Separately, the court chose not to address an argument concerning a second possible exception -- internal pre-decisional deliberation -- because it had already found the records were not availabile under the first exception.

The case can be found at Department of Health v. Office of Open Records


CCP Lackawanna and the Tax Collector

A reader asked me in the context of my prior article dealing with CCP Lackawanna v. OOR (see item from August 17) how that case might apply to the tax records in the hands of the Tax Collector.  It doesn't.  In fact, the CCP Lackawanna case is the exact opposite of that.

For the benefit of those unaware of this, the OOR has taken the position that where a Tax Collector performs his statutory duty on behalf of an agency, it remains the agency's duty to get his records and turn them over upon request.  This despite the statute making the Tax Collector exempt from the RTKL.  The OOR's position was successfully challenged in the Montgomery County CCP with the case on appeal to the Commonwealth Court.  (I wrote about this situation in an alert to the firm's clients back in January 2010 before Mr. Honaman took his appeal on behalf of Signature Solutions. CW Ct. argument is now scheduled for September 2010, so stay tuned).

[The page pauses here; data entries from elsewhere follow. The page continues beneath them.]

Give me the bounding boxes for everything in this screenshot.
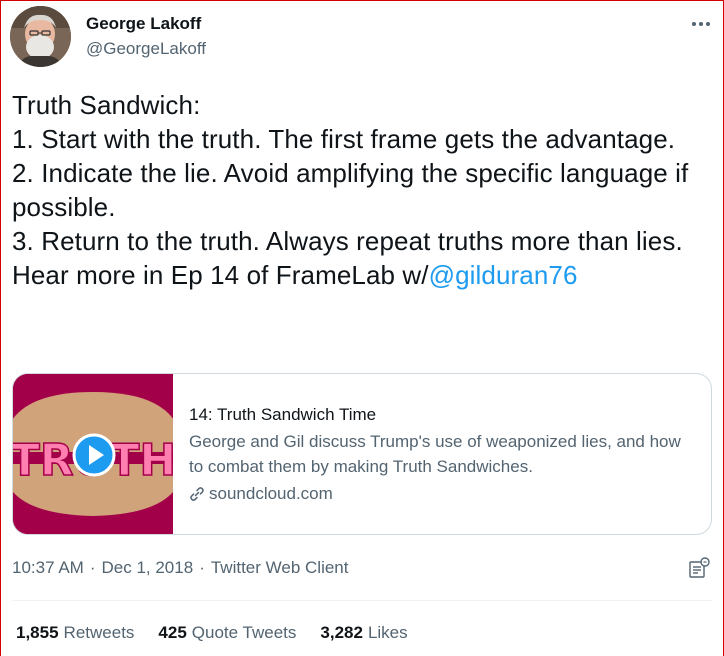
more-horizontal-icon bbox=[692, 22, 710, 26]
avatar-image bbox=[10, 6, 71, 67]
card-domain-text: soundcloud.com bbox=[209, 484, 333, 503]
card-text: 14: Truth Sandwich Time George and Gil d… bbox=[189, 404, 699, 505]
quote-tweets-count: 425 bbox=[158, 623, 187, 642]
card-title: 14: Truth Sandwich Time bbox=[189, 405, 377, 424]
divider bbox=[12, 600, 712, 601]
more-options-button[interactable] bbox=[684, 12, 718, 36]
card-description: George and Gil discuss Trump's use of we… bbox=[189, 432, 681, 476]
author-handle[interactable]: @GeorgeLakoff bbox=[86, 39, 206, 59]
retweets-stat[interactable]: 1,855 Retweets bbox=[16, 623, 134, 643]
link-card[interactable]: TRUTH 14: Truth Sandwich Time George and… bbox=[12, 373, 712, 535]
tweet-client[interactable]: Twitter Web Client bbox=[211, 558, 349, 578]
card-thumbnail: TRUTH bbox=[13, 374, 173, 534]
quote-tweets-label: Quote Tweets bbox=[191, 623, 297, 642]
author-name[interactable]: George Lakoff bbox=[86, 14, 201, 34]
likes-count: 3,282 bbox=[320, 623, 363, 642]
mention-link[interactable]: @gilduran76 bbox=[429, 260, 578, 290]
play-icon[interactable] bbox=[72, 433, 116, 477]
meta-separator: · bbox=[199, 558, 205, 577]
tweet-time[interactable]: 10:37 AM bbox=[12, 558, 84, 578]
likes-stat[interactable]: 3,282 Likes bbox=[320, 623, 407, 643]
avatar[interactable] bbox=[10, 6, 71, 67]
likes-label: Likes bbox=[367, 623, 408, 642]
tweet-body: Truth Sandwich: 1. Start with the truth.… bbox=[12, 90, 689, 290]
analytics-button[interactable] bbox=[686, 556, 712, 582]
retweets-count: 1,855 bbox=[16, 623, 59, 642]
tweet-text: Truth Sandwich: 1. Start with the truth.… bbox=[12, 88, 712, 292]
quote-tweets-stat[interactable]: 425 Quote Tweets bbox=[158, 623, 296, 643]
engagement-stats: 1,855 Retweets 425 Quote Tweets 3,282 Li… bbox=[16, 623, 432, 643]
tweet-meta: 10:37 AM · Dec 1, 2018 · Twitter Web Cli… bbox=[12, 558, 348, 578]
meta-separator: · bbox=[89, 558, 96, 577]
retweets-label: Retweets bbox=[63, 623, 135, 642]
card-domain: soundcloud.com bbox=[189, 483, 699, 505]
tweet-date[interactable]: Dec 1, 2018 bbox=[102, 558, 194, 578]
analytics-icon bbox=[689, 557, 710, 578]
link-icon bbox=[190, 487, 204, 501]
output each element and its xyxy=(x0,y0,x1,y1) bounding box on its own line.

Thus, where the CCP Lackawanna case involved judicial records (private non-RTKL records) in the hands of an agency with a duties under the RTKL, the Tax Collector situation involves a request for arguably public records sent to an agency that does not have the records to turn over. 

So I would not recommend relying upon the CCP Lackawanna case for issues dealing with the Tax Collector's records. For that issue, we will have to await the ruling of the courts.  That being said, were I deciding the case, I would side with Judge Moore (of Montgomery County CCP) and point out that the records the Tax Collector is required to turn over to a taxing agency is limited both in extent and timing and only make an agency turn over what it has actually received.

When access and control will not render a record public

The Commonwealth Court recently issued a decision in the Court of Common Pleas of Lackawanna County v. the Pennsylvania Office of Open Records and Lackawanna County, No. 35 M.D. 2010 (Pa. Cmwlth.). Essentially, this case indicated that where an agency has access to a record as a result of its support of a second agency, that record will maintain its status and exclusions as though it was only held by the second agency.

The court found that the requested records were judicial records (normally exempt from the RTKL) but they were housed on the County's computer server, giving the County access to and control over the records.  The OOR had decided that meant that a requester could gain access by directing a request to the County.  The Commonwealth Court disagreed.

Essentially, the court decided that the County was providing a support function to the judicial agency and that the County’s ability to access records as a result of that support did not convert the judicial agencies documents into County documents.

Just because the County provides logistic support to the courts does not mean that every record stored on what the County provides as part of its function to support the court makes it a county record – those records always remain the records of the court.

The court went on to point out that a different finding would lead to an absurd result where one could obtain non-public documents of the court simply by directing the request to the county.

This reasoning applies equally well to §708(b) exceptions. Thus, the §708(b) exceptions that would apply to a supported agency will continue to be effective on the records in the hands of the supporting one. An example of interest to some agencies might be where they contract with another agency to analyze or gather data and issue reports used for negotiations.